If you have been approached by your lender or an independent insurance producer about purchasing personal loan payment protection it probably sounds like a good cover to have. At least on the surface it does. After all, what could be wrong with an insurance policy that will ‘kick in’ to make loan repayments if you find yourself out of work due to redundancy, injury or illness? Take a moment, sit back and let this sink in. Plenty is wrong with personal loan payment protection!
Most UK Consumers Not Eligible
In the first place, very few people are ever eligible to draw benefits on the cover. It does not cover those who are, at the time the loan is agreed:
- Temporarily employed
- Self employed
- Contract workers
- Unemployed
- Diagnosed with a pre-existing medical condition
- Over the age of 65
- Pregnant
And the list goes on! If you were to look at the employment statistics in the UK, you would see that most companies have downsized and as a result a growing segment of the population falls into the first three categories.

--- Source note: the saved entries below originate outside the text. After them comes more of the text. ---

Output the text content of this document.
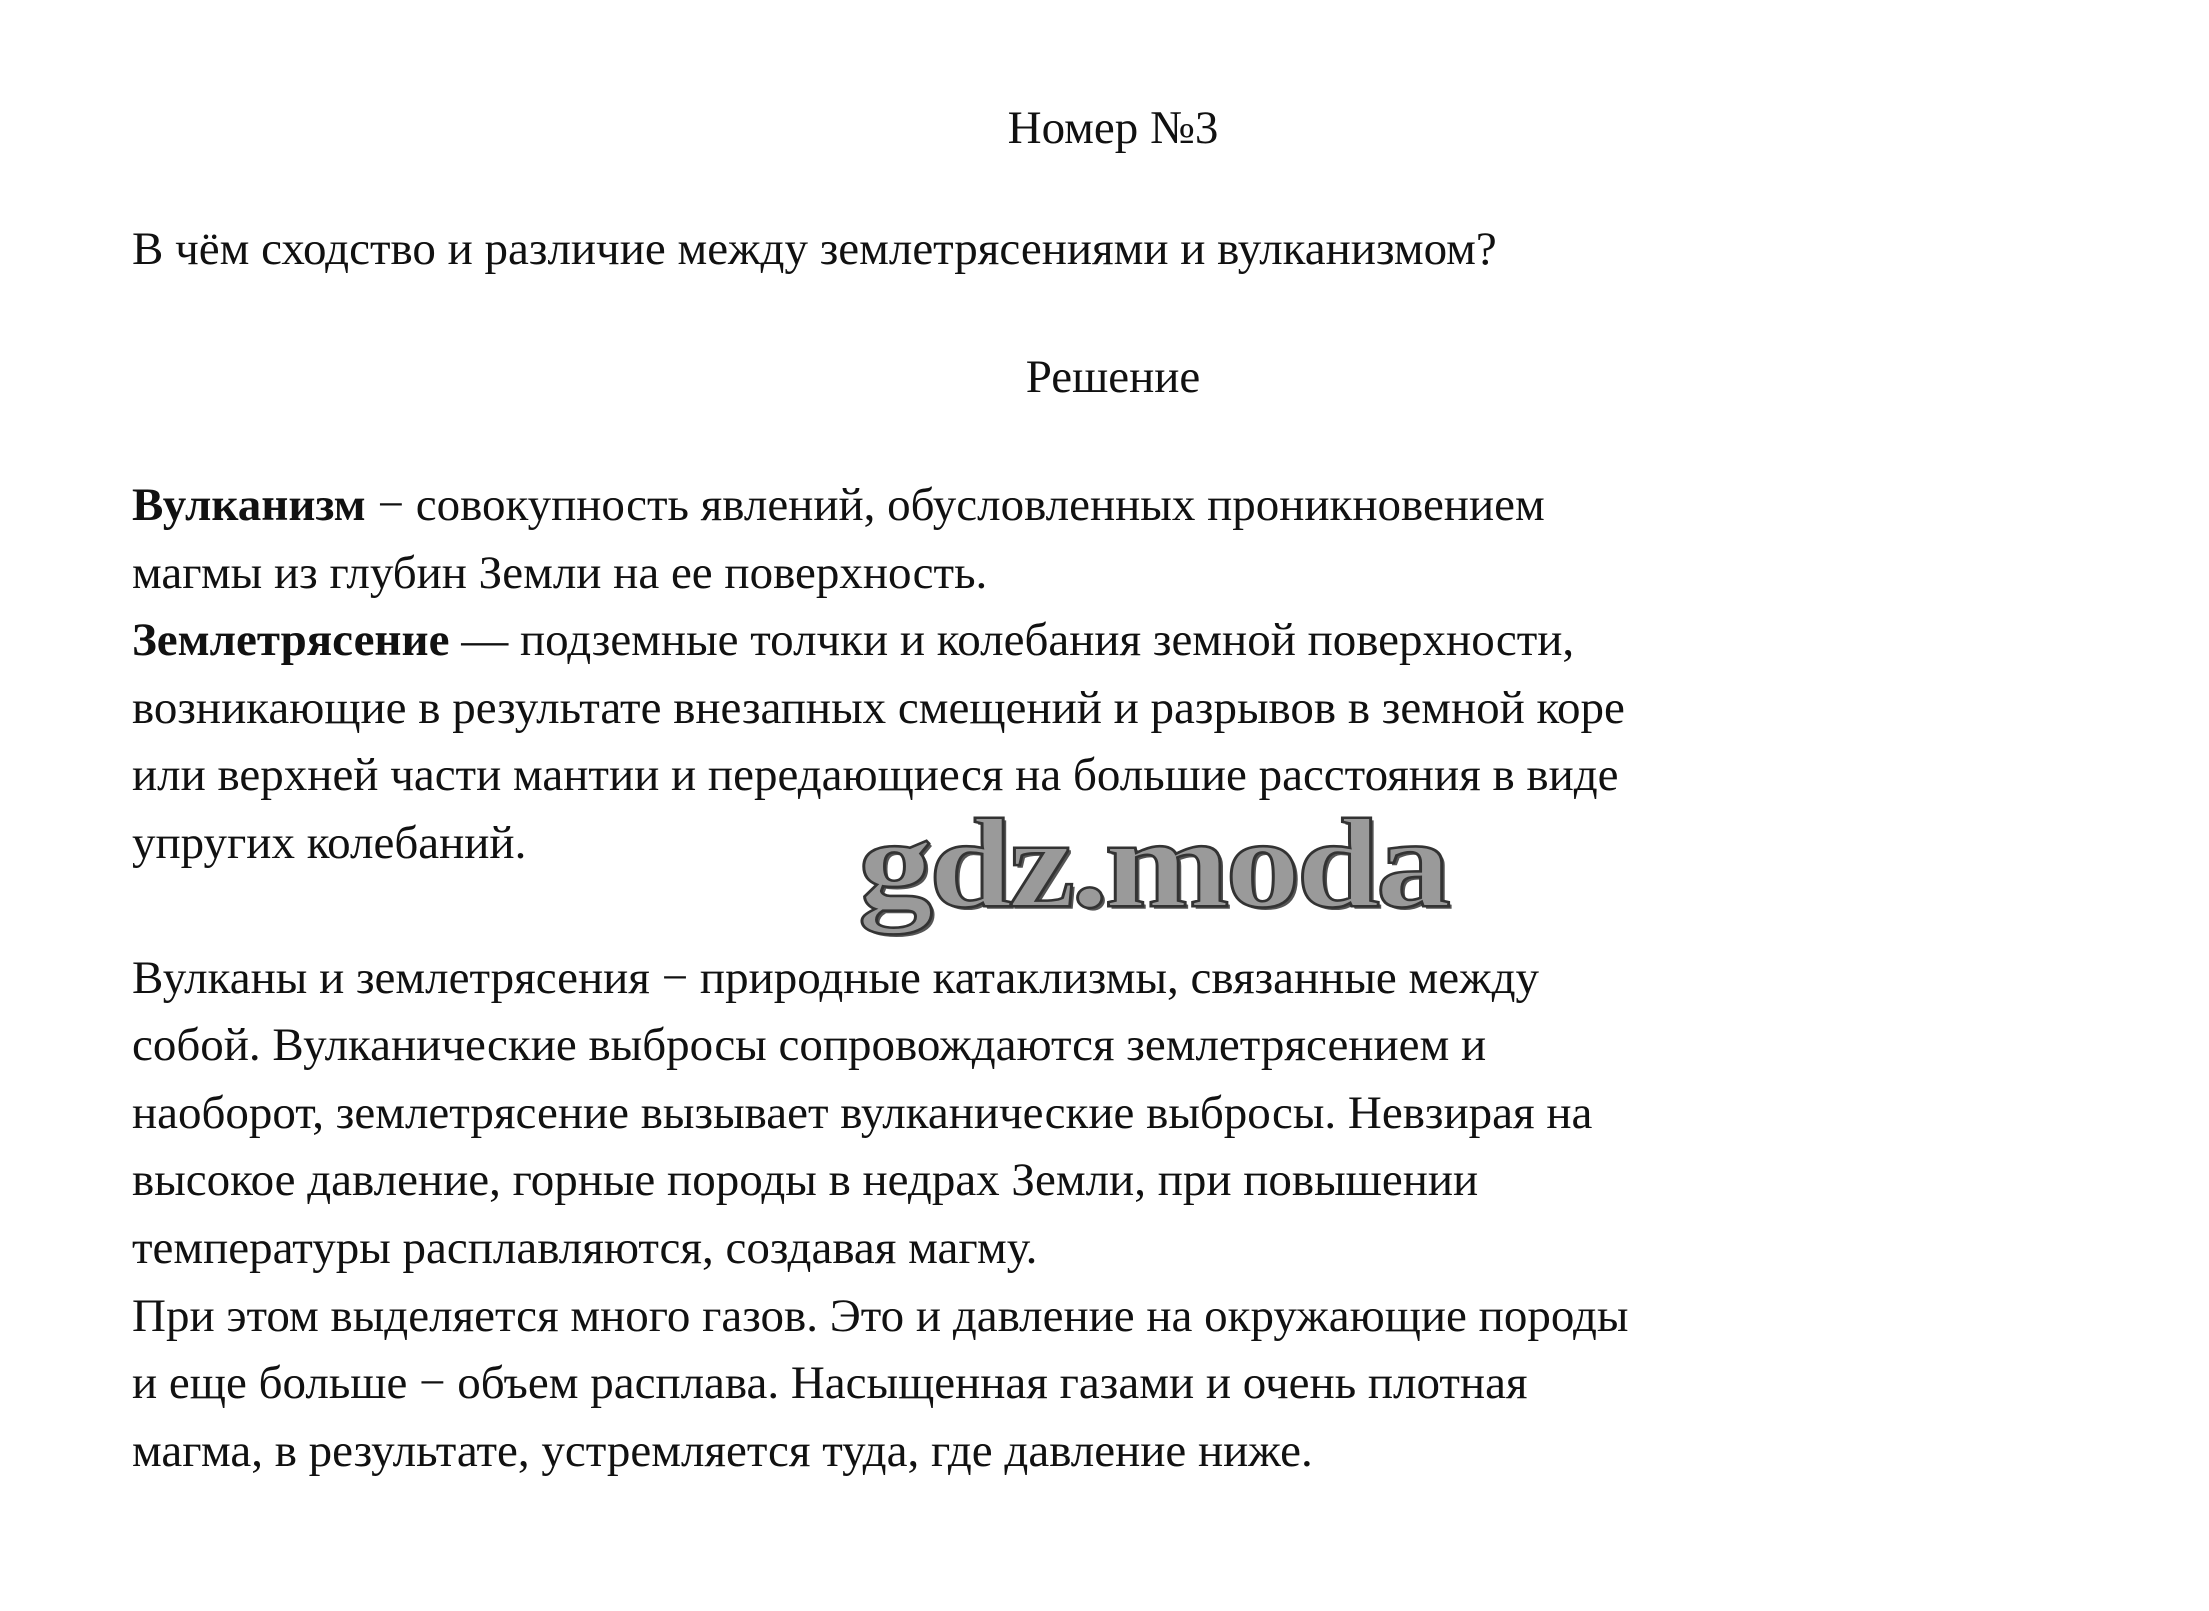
Номер №3
В чём сходство и различие между землетрясениями и вулканизмом?
Решение
Вулканизм − совокупность явлений, обусловленных проникновением
магмы из глубин Земли на ее поверхность.
Землетрясение — подземные толчки и колебания земной поверхности,
возникающие в результате внезапных смещений и разрывов в земной коре
или верхней части мантии и передающиеся на большие расстояния в виде
упругих колебаний.
Вулканы и землетрясения − природные катаклизмы, связанные между
собой. Вулканические выбросы сопровождаются землетрясением и
наоборот, землетрясение вызывает вулканические выбросы. Невзирая на
высокое давление, горные породы в недрах Земли, при повышении
температуры расплавляются, создавая магму.
При этом выделяется много газов. Это и давление на окружающие породы
и еще больше − объем расплава. Насыщенная газами и очень плотная
магма, в результате, устремляется туда, где давление ниже.
gdz.moda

Usually Results in a Mis Sold PPI Claim
Personal loan payment protection, for all intents and purposes, doesn’t exist for at least 85% of the population which means that there is no reason why a lender or independent insurance producer should try to sell it to you! It is overpriced and most often results in the hassle of having a mis sold PPI claim filed against the lender. What is wrong with personal loan payment protection? Just about everything! If you find that you have been mis sold PPI, then it’s time you see about getting a refund on any money you have paid on premiums and interest.
A good claims management company can help you file a claim if you are unsure how and will stay with that claim until you get your money back. In fact, that’s probably the only good thing about personal loan payment protection and that is that help is available in claiming it back.